Don’t be a Nazi. If I’ve said it once, I’ve said it a thousand times! No matter how beautiful, charmingly quirky, sexy, or kinky, they make it look, no matter how much you hate Jews, or commies, or the French, or gays, or fairies, no matter how much power, prestige, privilege, wealth, art, gigs, animals or memes they offer you: Don’t. Be. A. Nazi.
Seriously, I think I’ve averaged five or six documentary or narrative Holocaust-based films a year for the last two decades, and just once I’d like to see some pro-Nazi propaganda! Wait, I did see Triumph of the Will and—well, I wasn’t impressed. I did not see (not-see?) the appeal, but I suppose one wouldn’t at this late date. Bringing me to Final Account, which among the fairly standard “I see nothing!” and “Everybody Knew!/Nobody Knew!” tropes we’ve come to expect from the folks around at the time, contains an actual unrepentant paleo-Nazi.
I stress paleo-Nazi, because the neo-Nazis seem to be all anti-Zionists or at least “anti-Zionists”. But back in the day, one popular solution for “the Jewish Problem” was, of course, giving them their own homeland. So our one Waffen SS guy who doesn’t blame Hitler for the Holocaust, also didn’t agree with Der Fuhrer’s “opinion” that all the Jews should be murdered. He didn’t say he was pro-Israel, and I fault the late Luke Holland for not asking him directly.
In Holland’s defense, on the other hand, is the fact that he inserts himself very little. There’s certainly some careful editing going on, but for the most part he lets the old Nazis chatter about what they knew, what they didn’t know, what they did or didn’t do or shouldn’t have done without a voice-over to pronounce “Nazis Is Bad”. The high point, besides letting the old Waffen SS guy speak his (still pro-Hitler) mind, is letting everyone contradict each other, and sometimes just letting them contradict themselves, while asking what their own culpability might be.

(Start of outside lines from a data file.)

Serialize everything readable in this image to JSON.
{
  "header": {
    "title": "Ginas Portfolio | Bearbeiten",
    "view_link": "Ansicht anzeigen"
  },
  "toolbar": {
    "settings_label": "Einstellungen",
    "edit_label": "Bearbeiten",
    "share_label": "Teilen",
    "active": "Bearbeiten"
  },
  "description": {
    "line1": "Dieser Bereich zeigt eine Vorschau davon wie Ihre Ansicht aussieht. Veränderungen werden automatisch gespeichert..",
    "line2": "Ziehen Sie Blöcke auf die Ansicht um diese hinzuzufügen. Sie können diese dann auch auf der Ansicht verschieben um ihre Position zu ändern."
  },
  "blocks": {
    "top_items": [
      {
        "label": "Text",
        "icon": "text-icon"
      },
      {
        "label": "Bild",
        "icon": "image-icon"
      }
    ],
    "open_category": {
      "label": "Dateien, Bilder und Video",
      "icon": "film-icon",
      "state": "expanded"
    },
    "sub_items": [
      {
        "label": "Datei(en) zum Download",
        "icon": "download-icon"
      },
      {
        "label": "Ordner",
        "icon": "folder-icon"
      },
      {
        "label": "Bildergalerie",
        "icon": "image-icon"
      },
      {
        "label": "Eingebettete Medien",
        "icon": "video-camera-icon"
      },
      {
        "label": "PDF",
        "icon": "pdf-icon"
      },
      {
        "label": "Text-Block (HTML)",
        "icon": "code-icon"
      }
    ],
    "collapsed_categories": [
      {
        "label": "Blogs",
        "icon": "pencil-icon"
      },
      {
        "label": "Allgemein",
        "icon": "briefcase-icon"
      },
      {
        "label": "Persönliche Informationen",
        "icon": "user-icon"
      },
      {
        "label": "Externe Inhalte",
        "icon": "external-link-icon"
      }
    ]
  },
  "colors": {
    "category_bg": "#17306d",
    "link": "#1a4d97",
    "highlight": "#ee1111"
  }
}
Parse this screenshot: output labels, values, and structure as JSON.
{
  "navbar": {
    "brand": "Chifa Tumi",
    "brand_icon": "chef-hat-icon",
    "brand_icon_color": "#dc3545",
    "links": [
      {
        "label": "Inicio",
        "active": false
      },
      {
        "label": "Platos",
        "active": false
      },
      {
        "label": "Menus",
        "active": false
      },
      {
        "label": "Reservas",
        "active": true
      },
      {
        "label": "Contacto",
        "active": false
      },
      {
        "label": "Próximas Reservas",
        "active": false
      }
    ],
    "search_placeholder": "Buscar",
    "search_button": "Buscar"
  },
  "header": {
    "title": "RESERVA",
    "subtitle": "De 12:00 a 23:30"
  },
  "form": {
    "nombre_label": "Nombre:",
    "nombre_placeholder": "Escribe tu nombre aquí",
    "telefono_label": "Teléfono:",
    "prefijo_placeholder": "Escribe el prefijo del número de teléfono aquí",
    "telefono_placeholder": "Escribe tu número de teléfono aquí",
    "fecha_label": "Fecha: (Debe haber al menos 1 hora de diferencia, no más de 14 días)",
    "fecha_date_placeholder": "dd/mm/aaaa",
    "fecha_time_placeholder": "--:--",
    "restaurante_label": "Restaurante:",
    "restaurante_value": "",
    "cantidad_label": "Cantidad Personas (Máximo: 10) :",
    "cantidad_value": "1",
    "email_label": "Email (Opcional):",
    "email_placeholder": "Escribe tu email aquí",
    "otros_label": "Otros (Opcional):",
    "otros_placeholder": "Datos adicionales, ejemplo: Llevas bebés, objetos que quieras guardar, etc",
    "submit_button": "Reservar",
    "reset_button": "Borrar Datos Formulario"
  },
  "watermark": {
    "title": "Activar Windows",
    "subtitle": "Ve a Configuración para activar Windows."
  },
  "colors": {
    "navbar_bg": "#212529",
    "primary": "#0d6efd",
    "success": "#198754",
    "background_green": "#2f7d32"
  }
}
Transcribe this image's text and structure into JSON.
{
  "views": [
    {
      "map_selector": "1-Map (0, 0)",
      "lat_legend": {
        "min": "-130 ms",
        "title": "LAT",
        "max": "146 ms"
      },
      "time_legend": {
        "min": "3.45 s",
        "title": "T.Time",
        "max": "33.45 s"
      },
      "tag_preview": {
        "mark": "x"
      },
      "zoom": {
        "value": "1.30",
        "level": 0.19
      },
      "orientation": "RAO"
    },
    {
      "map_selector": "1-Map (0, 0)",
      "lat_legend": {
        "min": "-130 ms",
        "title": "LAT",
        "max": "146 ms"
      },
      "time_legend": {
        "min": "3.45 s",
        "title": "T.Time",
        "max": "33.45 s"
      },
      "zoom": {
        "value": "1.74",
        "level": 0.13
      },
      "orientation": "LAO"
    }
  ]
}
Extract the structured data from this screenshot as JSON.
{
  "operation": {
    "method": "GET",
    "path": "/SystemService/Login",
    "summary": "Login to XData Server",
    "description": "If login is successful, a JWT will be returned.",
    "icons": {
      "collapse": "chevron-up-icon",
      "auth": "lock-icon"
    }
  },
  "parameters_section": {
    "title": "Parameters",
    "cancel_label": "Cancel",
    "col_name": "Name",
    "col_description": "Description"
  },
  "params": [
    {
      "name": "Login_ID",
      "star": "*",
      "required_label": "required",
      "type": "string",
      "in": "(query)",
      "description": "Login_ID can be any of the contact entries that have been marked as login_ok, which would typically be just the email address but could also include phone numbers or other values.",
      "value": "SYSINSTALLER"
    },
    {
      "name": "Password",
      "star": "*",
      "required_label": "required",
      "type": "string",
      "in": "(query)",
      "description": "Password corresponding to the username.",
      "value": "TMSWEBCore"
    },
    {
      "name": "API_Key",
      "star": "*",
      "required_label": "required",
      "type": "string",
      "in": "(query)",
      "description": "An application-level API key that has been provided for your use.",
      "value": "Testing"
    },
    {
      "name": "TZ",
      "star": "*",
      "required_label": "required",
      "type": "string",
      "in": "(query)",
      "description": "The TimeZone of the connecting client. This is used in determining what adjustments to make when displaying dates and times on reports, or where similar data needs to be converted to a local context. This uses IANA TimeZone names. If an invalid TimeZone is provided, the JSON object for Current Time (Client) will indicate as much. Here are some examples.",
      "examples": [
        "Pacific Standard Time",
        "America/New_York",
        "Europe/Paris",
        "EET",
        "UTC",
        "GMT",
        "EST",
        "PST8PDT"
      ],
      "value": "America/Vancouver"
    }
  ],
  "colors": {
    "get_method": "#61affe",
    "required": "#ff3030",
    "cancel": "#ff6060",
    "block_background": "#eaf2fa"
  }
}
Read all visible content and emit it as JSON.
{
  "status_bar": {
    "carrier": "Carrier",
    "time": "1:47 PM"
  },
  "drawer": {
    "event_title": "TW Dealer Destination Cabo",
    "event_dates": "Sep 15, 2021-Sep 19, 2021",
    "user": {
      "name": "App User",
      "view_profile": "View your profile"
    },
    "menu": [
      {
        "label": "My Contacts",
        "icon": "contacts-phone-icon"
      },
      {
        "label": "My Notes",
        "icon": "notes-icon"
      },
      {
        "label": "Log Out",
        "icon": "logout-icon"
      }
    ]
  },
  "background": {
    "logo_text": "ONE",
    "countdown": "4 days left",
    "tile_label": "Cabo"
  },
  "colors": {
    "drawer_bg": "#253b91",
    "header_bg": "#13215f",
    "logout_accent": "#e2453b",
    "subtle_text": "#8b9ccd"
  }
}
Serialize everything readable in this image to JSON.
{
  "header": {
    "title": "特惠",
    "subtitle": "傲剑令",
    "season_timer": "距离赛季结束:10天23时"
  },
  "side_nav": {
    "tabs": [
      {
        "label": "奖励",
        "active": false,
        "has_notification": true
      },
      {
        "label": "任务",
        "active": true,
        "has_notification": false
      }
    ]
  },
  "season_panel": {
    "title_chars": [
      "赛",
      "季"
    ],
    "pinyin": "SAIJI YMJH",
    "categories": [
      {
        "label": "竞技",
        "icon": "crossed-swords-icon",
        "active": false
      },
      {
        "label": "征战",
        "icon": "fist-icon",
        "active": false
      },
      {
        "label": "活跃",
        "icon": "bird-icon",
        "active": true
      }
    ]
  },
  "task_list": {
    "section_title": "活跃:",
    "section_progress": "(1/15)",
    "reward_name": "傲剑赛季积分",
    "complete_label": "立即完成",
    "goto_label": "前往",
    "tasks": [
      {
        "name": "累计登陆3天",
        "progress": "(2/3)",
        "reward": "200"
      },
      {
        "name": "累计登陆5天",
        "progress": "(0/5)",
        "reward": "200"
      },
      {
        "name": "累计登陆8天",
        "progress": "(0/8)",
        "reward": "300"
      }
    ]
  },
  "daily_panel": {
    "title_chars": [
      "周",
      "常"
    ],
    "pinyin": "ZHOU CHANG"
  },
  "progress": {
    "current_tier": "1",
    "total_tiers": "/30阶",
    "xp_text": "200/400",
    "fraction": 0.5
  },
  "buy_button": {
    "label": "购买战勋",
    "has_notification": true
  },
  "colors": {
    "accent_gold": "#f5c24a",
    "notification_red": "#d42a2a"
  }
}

The low point is the Wansee conference (no, not that one, but taking place in the same building for obvious reasons) where modern German nationalists are put in front of a remorseful ex-Nazi who’s basically saying, “Hey, we killed a bunch of people, therefore you should be happy about Albanian criminals walking your streets.” I mean, this part is gross exploitation (of an old Nazi, no less) and doubtless engineered by the typical “Turn The First World Into A Feudal Fiefdom” crowd where the genuine grief of a guy who made some Very Bad Choices seventy years ago is being used to blackmail some guys whose thought crime may be only that they want to control their borders.
Because, look: What do we hear about from these people who were sometimes literal children? Well, a bunch of progressives got into power, instituted eugenics, virtue signaled like crazy, demanded complete fealty to an intellectual and morally corrupt government, and—well, at one point, a woman defends her ignorance of Jews being interned by saying “we”—and it’s almost always “we” and not “I” in these stories—had thought they were political prisoners as if that somehow made it more palatable. Another says something to the effect of, “You have no idea the amount of pressure that was brought to bear [to enforce compliance].”
This was recorded in 2008, though, so I’ll cut him some slack. Because I think, now, we all do have a pretty damn good idea. This is an overlooked aspect to “Never again” which is simply that if you don’t understand what happened in the past, you have no chance of preventing it in the future. (See Watchers of the Sky for a great example of a documentary that seeks to end a phenomenon it doesn’t grasp in the least.) I think I understand it very well, and I find it challenging to judge these survivors: Responsibility has both a collective and an individual aspect to it, and societies such as the Nazis (and practically every modern government in the world, if we’re being honest) are oriented around the principle of creating apathy in their citizenry so they can do whatever they want. Which means the only way we can really “Never again” is by refusing to accept the notion that we can’t do anything, individually or in groups, to “change the status quo” or “fight the system” or whatever it takes to prevent a repeat.
On the ‘gique-doc scale:
- Subject matter: It’s well-trod ground, and I’d sure like to see the victims of Communism arrange a push like the Jews have to get those crimes as well known, but that doesn’t detract from the value.
- Presentation: Pretty standard. Interviews and assorted archival footage that looks semi-related.
- Slant: Well, I guess you could say it’s anti-Nazi. But as I mentioned, the best aspect of this is that it’s not really slanted that way. I mean, if you were pro-Nazi (I think there’s, like, six pro-Nazi people in the world not already in this documentary) you could go into this and not be especially moved.
I have no idea why it took Holland 12 years to edit this into a movie, except maybe his more profitable work (and his 2015 cancer diagnosis) interfered, though part of me wondered if it wasn’t the rise of Trump (and nationalism world-wide) that spurred it on. As it (mostly) avoided contemporary issues, I was okay with it. It doesn’t have the compelling aspect of Shoah or Last of the Unjust, or the niche appeal of The Art of the Steal, but it at least avoided the weird self-flagellation of Hitler’s Children.